The Born Ruffians Return to NYC

Nicole Morales

Born Ruffians during a performance in Williamsburg, Brooklyn. Photo: Nicole Morales
Born Ruffians during a performance in Williamsburg, Brooklyn.
Photo: Nicole Morales

Canadian folk-pop group Born Ruffians made their triumphant return to New York on June 16 at Brooklyn Bowl as part of Williamsburg’s Northside Festival.

The group, who has not been to New York since their CMJ 2012 performances, is promoting their third studio album Birthmarks.

Opening with fan favorite “Badonkadonkey” from their first album, lead singer Luke Lalonde excited the audience with his pitch perfect yodel-esque vocalsm, while bassist Mitch Derosier did his best to dance around with a “pulled butt” after a bowling accident at the Brooklyn venue. The crowd that could be described as an enthused dozen or so for opening acts grew tenfold once Born Ruffians got started. By the third song there was barely any standing room left in the venue. Opening bands snapped photos and looked on with awe as the high energy band played songs like “Kurt Vonnegut,” “Foxes Mate for Life” and “What to Say.” Lalonde barely tired throughout the set despite being known for his combination of fast paced and high-pitched vocals. The band closed with “Needles” from their latest album.

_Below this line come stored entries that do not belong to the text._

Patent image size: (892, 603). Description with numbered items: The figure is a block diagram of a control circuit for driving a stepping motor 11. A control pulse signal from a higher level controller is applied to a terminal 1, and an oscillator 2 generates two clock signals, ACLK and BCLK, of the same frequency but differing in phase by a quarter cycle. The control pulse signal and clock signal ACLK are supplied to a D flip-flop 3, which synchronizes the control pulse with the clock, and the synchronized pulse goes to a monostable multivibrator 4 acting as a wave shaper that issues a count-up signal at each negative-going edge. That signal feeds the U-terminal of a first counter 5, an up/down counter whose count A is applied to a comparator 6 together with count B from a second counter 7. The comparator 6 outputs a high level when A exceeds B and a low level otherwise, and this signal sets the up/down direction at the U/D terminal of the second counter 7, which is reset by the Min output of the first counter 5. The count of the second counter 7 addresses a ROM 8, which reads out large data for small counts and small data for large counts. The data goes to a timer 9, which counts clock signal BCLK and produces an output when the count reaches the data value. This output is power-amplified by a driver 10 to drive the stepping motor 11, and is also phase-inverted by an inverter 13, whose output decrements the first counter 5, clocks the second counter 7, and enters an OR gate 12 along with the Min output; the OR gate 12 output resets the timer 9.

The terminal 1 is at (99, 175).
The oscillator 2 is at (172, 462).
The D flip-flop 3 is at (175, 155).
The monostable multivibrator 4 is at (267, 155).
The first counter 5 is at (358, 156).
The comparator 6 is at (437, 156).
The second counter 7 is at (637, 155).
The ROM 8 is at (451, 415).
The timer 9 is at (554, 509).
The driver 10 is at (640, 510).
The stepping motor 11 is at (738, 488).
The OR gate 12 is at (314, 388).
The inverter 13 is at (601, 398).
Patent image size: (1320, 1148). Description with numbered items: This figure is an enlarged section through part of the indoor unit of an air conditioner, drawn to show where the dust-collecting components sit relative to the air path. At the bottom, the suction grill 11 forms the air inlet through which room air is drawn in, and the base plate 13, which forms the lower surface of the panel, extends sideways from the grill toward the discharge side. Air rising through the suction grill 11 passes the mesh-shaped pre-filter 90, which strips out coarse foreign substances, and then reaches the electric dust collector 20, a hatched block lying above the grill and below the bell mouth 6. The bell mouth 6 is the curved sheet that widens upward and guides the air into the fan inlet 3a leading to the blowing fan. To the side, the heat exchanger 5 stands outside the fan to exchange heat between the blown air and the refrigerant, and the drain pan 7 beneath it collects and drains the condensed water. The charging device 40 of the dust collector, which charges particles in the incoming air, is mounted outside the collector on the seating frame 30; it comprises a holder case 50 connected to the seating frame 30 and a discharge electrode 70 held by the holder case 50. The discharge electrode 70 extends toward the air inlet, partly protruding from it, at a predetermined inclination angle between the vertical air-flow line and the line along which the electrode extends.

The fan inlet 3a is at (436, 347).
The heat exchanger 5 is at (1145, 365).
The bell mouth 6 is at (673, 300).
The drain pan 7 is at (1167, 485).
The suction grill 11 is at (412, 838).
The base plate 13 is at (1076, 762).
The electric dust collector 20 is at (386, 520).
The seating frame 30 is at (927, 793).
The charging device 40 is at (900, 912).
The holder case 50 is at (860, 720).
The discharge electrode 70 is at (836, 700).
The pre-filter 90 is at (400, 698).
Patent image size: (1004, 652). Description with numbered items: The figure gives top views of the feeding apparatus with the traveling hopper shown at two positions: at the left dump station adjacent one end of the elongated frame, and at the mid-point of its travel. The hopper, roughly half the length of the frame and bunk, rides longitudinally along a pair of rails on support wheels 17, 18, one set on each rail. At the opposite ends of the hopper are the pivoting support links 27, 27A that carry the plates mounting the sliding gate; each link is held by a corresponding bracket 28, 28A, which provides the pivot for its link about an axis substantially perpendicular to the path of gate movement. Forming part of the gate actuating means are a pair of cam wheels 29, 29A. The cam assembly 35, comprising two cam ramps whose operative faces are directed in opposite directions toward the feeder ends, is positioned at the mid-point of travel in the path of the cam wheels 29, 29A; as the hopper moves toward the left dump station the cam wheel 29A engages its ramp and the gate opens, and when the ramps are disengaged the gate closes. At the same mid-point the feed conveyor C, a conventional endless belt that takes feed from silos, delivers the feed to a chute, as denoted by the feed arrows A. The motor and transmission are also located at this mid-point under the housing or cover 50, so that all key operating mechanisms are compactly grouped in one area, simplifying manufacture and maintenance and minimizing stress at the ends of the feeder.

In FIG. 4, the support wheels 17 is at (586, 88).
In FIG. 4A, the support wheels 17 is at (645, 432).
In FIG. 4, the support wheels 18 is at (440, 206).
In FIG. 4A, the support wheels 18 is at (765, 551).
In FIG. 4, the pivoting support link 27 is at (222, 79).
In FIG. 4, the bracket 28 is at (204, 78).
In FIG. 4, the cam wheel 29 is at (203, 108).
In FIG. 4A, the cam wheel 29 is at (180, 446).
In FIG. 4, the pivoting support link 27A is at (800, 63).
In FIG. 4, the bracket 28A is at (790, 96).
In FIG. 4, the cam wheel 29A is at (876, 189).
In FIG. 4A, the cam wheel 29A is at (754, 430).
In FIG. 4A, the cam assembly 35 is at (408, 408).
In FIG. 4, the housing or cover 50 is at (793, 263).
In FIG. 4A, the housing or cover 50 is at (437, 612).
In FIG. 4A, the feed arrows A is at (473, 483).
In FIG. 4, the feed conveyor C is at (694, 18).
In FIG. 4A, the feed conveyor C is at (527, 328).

Fans were not satisfied with the hour and a half set. A group of front row fans repeatedly chanted “In a Mirror” referring to a deep cut single from their first album. Unfortunately the band didn’t play the requested single, but instead came out to close the show with high energy favorite “I Need a Life.” A few things have changed since the band was here promoting their second album three years ago: Lalonde released his own solo album last year, which largely contrasted Born Ruffians’ folk instrumental roots. In addition, the band has experimented with their live variations of songs, shortening the intro of “Foxes Mate for Life” and extended the guitar work on “Kurt Vonnegut.”

The band’s fanbase seems to only have grown over the years and if this performance was any indicator, it doesn’t seem fans will tire of Born Ruffians anytime soon.